Pubs have always played an important role in British society — community hubs where people can relax, socialise, gossip, and network over a hearty meal. They’ve also given rise to some traditional games, many of which have become so popular that they’ve transcended the four walls of the local and become sports in their own right.
Darts is probably the best example, although its roots are apparent in the celebratory atmosphere of major events. But there are plenty of other games and activities associated with pubs, and some of these have made their way into the digital realm, available as mobile apps for on-the-go enjoyment. Let’s take a look at three examples.
No pub is complete without a ‘fruity’ flashing its lights in the background, and it isn’t rare to see regulars enjoying the machine in a group, trying their luck in a social setting. Fruit machines are perfect for mobile apps — brightly coloured and simple to operate, and they manage to evoke the atmosphere of a local pub even on the small screen. Closely related are slot machines, and these too have transitioned effectively onto the mobile platform.
Slots with various themes, as well as enhanced gameplay, immersive graphics and sound, are now widespread. One look at the array of online slots at Paddy Power shows just how many options are available, with all manner of bonuses and promotions to appeal to experienced players as well as beginners. From the Eye of Horus, Egyptian-themed games to popular Fishin Frenzy titles, it’s clear that slots have come a long way from humble beginnings in pubs and venues.
A game in the shuffleboard family, shove ha’penny was first played an extremely long time ago — in fact, an earlier name is “shoffe-grote” — a groat being an old English coin not widely used since the 17th Century. Despite its age, mobile users can find applications to enjoy the game on their phones and tablets, as well as other shuffleboard-style games.
The gameplay is simple — as the name suggests, players take turns to shove ha’pennies or similar metal discs, up the board, five at a time, in order to secure the highest score, determined by where each coin ends up.

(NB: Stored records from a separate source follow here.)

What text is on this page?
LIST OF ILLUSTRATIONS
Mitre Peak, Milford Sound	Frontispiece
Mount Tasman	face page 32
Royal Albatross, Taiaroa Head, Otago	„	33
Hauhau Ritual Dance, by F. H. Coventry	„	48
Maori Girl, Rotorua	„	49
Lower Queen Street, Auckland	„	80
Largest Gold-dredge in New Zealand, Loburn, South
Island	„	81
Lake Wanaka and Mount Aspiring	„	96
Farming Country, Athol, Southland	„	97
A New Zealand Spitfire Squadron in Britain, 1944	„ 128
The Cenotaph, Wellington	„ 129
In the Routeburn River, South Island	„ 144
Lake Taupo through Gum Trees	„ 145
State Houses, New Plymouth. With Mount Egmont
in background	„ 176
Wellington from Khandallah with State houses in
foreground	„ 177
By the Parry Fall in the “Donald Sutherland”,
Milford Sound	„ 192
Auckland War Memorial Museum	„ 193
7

The game comes with its own highly developed rules and etiquette, detailed in the amusingly opinionated book The Shove Ha’penny Board Displayed, by author and painter Trelawney Dayrell-Reed.
For example, after shoving, coins must be counted by both players before removal from the board. Equally important are the surface, size, and layout of the board, which can vary from region to region.
Known to Americans as checkers, the game of draughts is a stalwart of traditional British pubs, and is a great way to pass the time with friends. Like chess, it has found its way to countless apps where players can compete against one another, or against AI opponents. Apps that help with tactics and strategy are also widespread, and there are also plenty of variations for fans of the game to learn.
Popular among these include Russian draughts, Turkish draughts, and Canadian checkers. Casual pub games are usually completed within around half an hour, although some epic matches have gone on for three hours or more. Draughts is one of the classic ‘easy to learn, difficult to master’ strategy games, which makes it highly playable for all levels. Its simplicity lends itself perfectly to mobile gaming.
These are just three of the many traditional games you can find in pubs. While the popularity of the games has endured, the advent of technology has introduced new ways to experience these classics, whether it’s down the local or in the digital realm.